The blue-chip lender has entered a long-term leasehold interest agreement with Canary Wharf Group that grants the bank to use the property – based at One Churchill Place – for up to 999 years.

The deal is expected to be neutral to the bank’s CET1 ratio, a key metric for a lender’s financial health.

Barclays’ original lease was set to expire in 2039 but it said the fresh acquisition will pave the way for ongoing investment in its workplace and enable a flexible space for colleagues as “working patterns and business needs continue to evolve”.

“This acquisition gives us long-term certainty, greater flexibility over our London footprint and reinforces our continued confidence in London as one of the world’s leading global financial centres,” Barclays boss CS Venkatakrishnan said.

Shobi Khan, chief executive of the Canary Wharf Group, said: “Barclays’ decision to acquire its global headquarters at One Churchill Place is a strong endorsement of both Canary Wharf and London.”

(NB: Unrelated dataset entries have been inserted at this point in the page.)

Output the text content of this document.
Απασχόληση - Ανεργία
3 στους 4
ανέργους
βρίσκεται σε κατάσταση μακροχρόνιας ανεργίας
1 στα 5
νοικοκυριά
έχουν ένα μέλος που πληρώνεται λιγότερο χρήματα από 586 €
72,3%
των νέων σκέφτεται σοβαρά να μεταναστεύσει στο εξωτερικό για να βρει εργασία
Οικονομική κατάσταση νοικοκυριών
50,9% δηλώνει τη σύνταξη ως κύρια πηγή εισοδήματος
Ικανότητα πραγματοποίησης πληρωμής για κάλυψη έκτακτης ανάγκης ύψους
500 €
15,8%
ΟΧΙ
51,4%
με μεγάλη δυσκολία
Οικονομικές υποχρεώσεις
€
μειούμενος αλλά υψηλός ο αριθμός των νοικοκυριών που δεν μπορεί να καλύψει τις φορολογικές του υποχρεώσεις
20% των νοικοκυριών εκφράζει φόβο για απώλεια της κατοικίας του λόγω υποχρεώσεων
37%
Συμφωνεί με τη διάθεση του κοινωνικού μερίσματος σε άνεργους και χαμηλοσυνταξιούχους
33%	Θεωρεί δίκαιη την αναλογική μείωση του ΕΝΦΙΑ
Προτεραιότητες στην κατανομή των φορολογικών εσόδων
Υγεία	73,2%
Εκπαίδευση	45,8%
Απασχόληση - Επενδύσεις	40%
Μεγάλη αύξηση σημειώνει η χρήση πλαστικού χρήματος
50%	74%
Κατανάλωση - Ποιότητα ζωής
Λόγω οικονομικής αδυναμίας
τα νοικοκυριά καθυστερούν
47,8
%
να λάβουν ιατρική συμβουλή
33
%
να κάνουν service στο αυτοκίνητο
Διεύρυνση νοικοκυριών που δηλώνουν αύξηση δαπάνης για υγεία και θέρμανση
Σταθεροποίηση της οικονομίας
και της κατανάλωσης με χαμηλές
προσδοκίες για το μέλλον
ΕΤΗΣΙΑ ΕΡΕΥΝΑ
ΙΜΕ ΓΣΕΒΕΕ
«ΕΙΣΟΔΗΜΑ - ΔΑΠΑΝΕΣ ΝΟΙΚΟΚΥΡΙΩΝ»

The Isle of Dogs has enjoyed a major resurgence over the last year, attracting all branches of the financial services industry.

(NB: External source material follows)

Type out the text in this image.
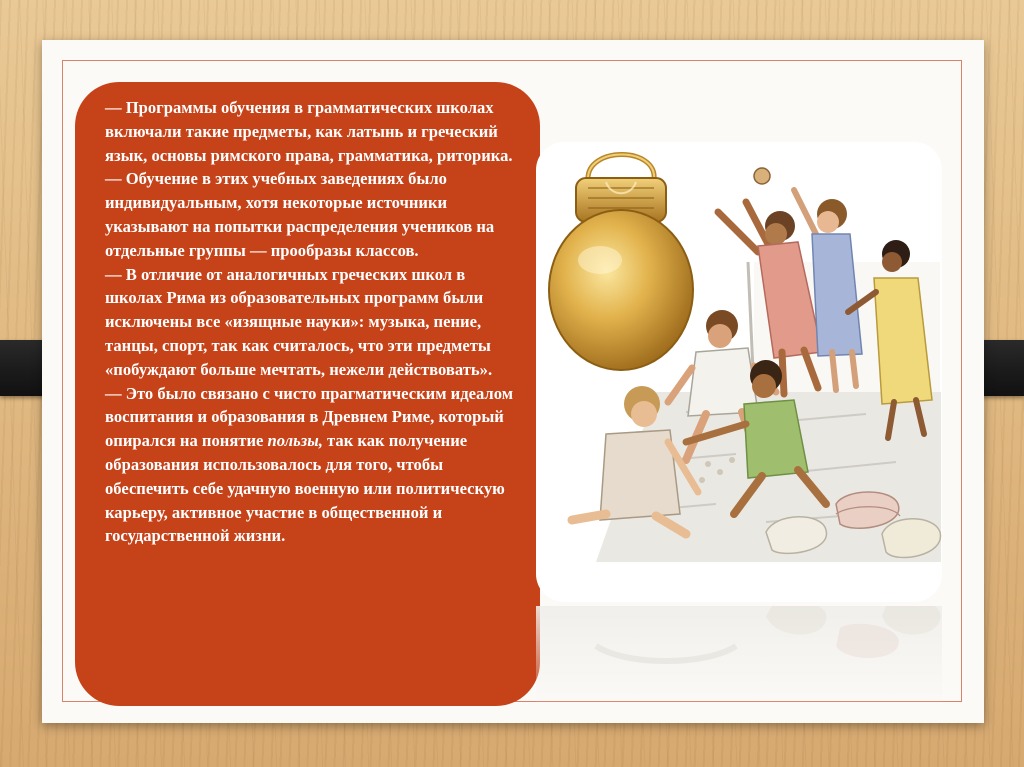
— Программы обучения в грамматических школах включали такие предметы, как латынь и греческий язык, основы римского права, грамматика, риторика.

— Обучение в этих учебных заведениях было индивидуальным, хотя некоторые источники указывают на попытки распределения учеников на отдельные группы — прообразы классов.

— В отличие от аналогичных греческих школ в школах Рима из образовательных программ были исключены все «изящные науки»: музыка, пение, танцы, спорт, так как считалось, что эти предметы «побуждают больше мечтать, нежели действовать».

— Это было связано с чисто прагматическим идеалом воспитания и образования в Древнем Риме, который опирался на понятие пользы, так как получение образования использовалось для того, чтобы обеспечить себе удачную военную или политическую карьеру, активное участие в общественной и государственной жизни.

Payments juggernaut Visa laid out plans to switch its European headquarters to Canary Wharf in a move that will see the firm occupy a 300,000 square foot for a 15-year term at One Canada Square.

Fintech unicorn Zopa Bank also set out plans last year to double its office footprint with a new headquarters in the Docklands.

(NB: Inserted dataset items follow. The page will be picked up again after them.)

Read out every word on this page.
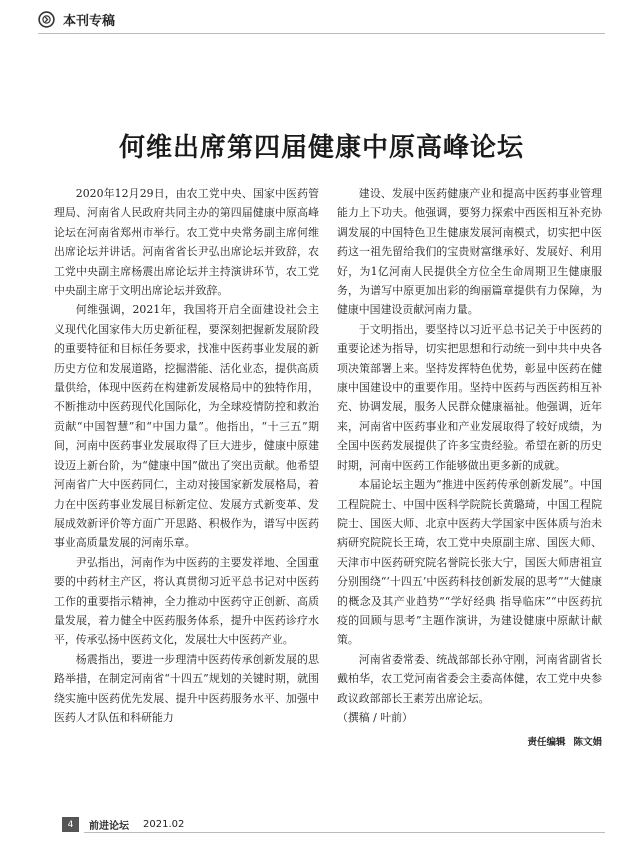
本刊专稿
何维出席第四届健康中原高峰论坛

2020年12月29日，由农工党中央、国家中医药管理局、河南省人民政府共同主办的第四届健康中原高峰论坛在河南省郑州市举行。农工党中央常务副主席何维出席论坛并讲话。河南省省长尹弘出席论坛并致辞，农工党中央副主席杨震出席论坛并主持演讲环节，农工党中央副主席于文明出席论坛并致辞。

何维强调，2021年，我国将开启全面建设社会主义现代化国家伟大历史新征程，要深刻把握新发展阶段的重要特征和目标任务要求，找准中医药事业发展的新历史方位和发展道路，挖掘潜能、活化业态，提供高质量供给，体现中医药在构建新发展格局中的独特作用，不断推动中医药现代化国际化，为全球疫情防控和救治贡献“中国智慧”和“中国力量”。他指出，“十三五”期间，河南中医药事业发展取得了巨大进步，健康中原建设迈上新台阶，为“健康中国”做出了突出贡献。他希望河南省广大中医药同仁，主动对接国家新发展格局，着力在中医药事业发展目标新定位、发展方式新变革、发展成效新评价等方面广开思路、积极作为，谱写中医药事业高质量发展的河南乐章。

尹弘指出，河南作为中医药的主要发祥地、全国重要的中药材主产区，将认真贯彻习近平总书记对中医药工作的重要指示精神，全力推动中医药守正创新、高质量发展，着力健全中医药服务体系，提升中医药诊疗水平，传承弘扬中医药文化，发展壮大中医药产业。

杨震指出，要进一步理清中医药传承创新发展的思路举措，在制定河南省“十四五”规划的关键时期，就围绕实施中医药优先发展、提升中医药服务水平、加强中医药人才队伍和科研能力

建设、发展中医药健康产业和提高中医药事业管理能力上下功夫。他强调，要努力探索中西医相互补充协调发展的中国特色卫生健康发展河南模式，切实把中医药这一祖先留给我们的宝贵财富继承好、发展好、利用好，为1亿河南人民提供全方位全生命周期卫生健康服务，为谱写中原更加出彩的绚丽篇章提供有力保障，为健康中国建设贡献河南力量。

于文明指出，要坚持以习近平总书记关于中医药的重要论述为指导，切实把思想和行动统一到中共中央各项决策部署上来。坚持发挥特色优势，彰显中医药在健康中国建设中的重要作用。坚持中医药与西医药相互补充、协调发展，服务人民群众健康福祉。他强调，近年来，河南省中医药事业和产业发展取得了较好成绩，为全国中医药发展提供了许多宝贵经验。希望在新的历史时期，河南中医药工作能够做出更多新的成就。

本届论坛主题为“推进中医药传承创新发展”。中国工程院院士、中国中医科学院院长黄璐琦，中国工程院院士、国医大师、北京中医药大学国家中医体质与治未病研究院院长王琦，农工党中央原副主席、国医大师、天津市中医药研究院名誉院长张大宁，国医大师唐祖宣分别围绕“‘十四五’中医药科技创新发展的思考”“大健康的概念及其产业趋势”“学好经典 指导临床”“中医药抗疫的回顾与思考”主题作演讲，为建设健康中原献计献策。

河南省委常委、统战部部长孙守刚，河南省副省长戴柏华，农工党河南省委会主委高体健，农工党中央参政议政部部长王素芳出席论坛。

（撰稿 / 叶前）

责任编辑 陈文娟
4	前进论坛 2021.02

The new office, located at 20 Water Street in Canary Wharf, will span 44,000 square feet and host Zopa’s 900 current employees.

JP Morgan is also tipped to give the area its largest boost with its biggest tower ever – if the tax incentive is there.

The US banking behemoth announced plans for the 3m square feet tower in the aftermath of the Budget, where banks dodged a highly-speculated tax raid. Rachel Reeves touted the investment as a “multi-billion pound vote of confidence in the UK economy”.

The project is expected to inject as much as £10bn into the local economy and create an additional 7,800 jobs across construction and other local industries. Once finished it will house up to 12,000 and serve as the bank’s main headquarters in UK and is biggest presence across Europe, the Middle East and Africa.

But the bank has continued to warn the skyscraper would only go ahead should the government maintain a favourable tax environment.

A report from Tower Hamlets local council revealed JP Morgan had lobbied for a “business rates incentive over a period of years”.

The government has also warned the local authority that the bank was “unlikely to progress” on the new tower “without clarity and certainty” on its tax bill.